Some books require vivid imagination. Some books require tons of research.
Now, you might think I’m talking fiction vs. nonfiction. But a lot of fiction requires extensive research. Historicals - learning about the time, language, clothes of the period, etc. Mysteries/Suspense - discovering how various poisons work or how FBI agents behave, and so forth. SciFi/Fantasy - creating imaginary worlds, beings and science that have a believable basis.
The author has to do all the work of making sure it’s believable, accurate, and thorough. That research can take hours, days, weeks, months. Even years, in some cases. It can be exhilarating to find all the answers, to know you’ve gotten it right, and to share it with your readers.
And that’s where authors can sometimes make a big mistake.
Putting all that research in a book can be a killer error. Instead of sounding almost like a nonfiction, believable and real, it comes across as info dump. It puts the reader to sleep or makes them skip pages of facts and information. Instead of white space that makes the reader want to keep reading, the pages are ink, ink, ink, ink -- that can make them skip or drift off into nap land.

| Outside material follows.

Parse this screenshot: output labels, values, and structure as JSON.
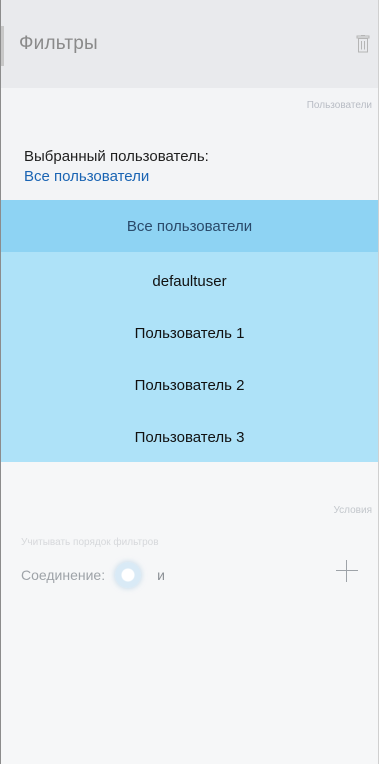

Talk to your readers. Is your book reading like a history lesson? A textbook? A how-to on herding goats, or whatever? Do you really need all that? Would your book be better off if it were less dense or pedantic? Can you get across the idea, concept, or material without breaking it down into minute steps or dragging your readers along on your months of research?
You don’t want to cut everything you’ve learned. The book needs to be believable. Just keep in mind that the book also needs to be readable.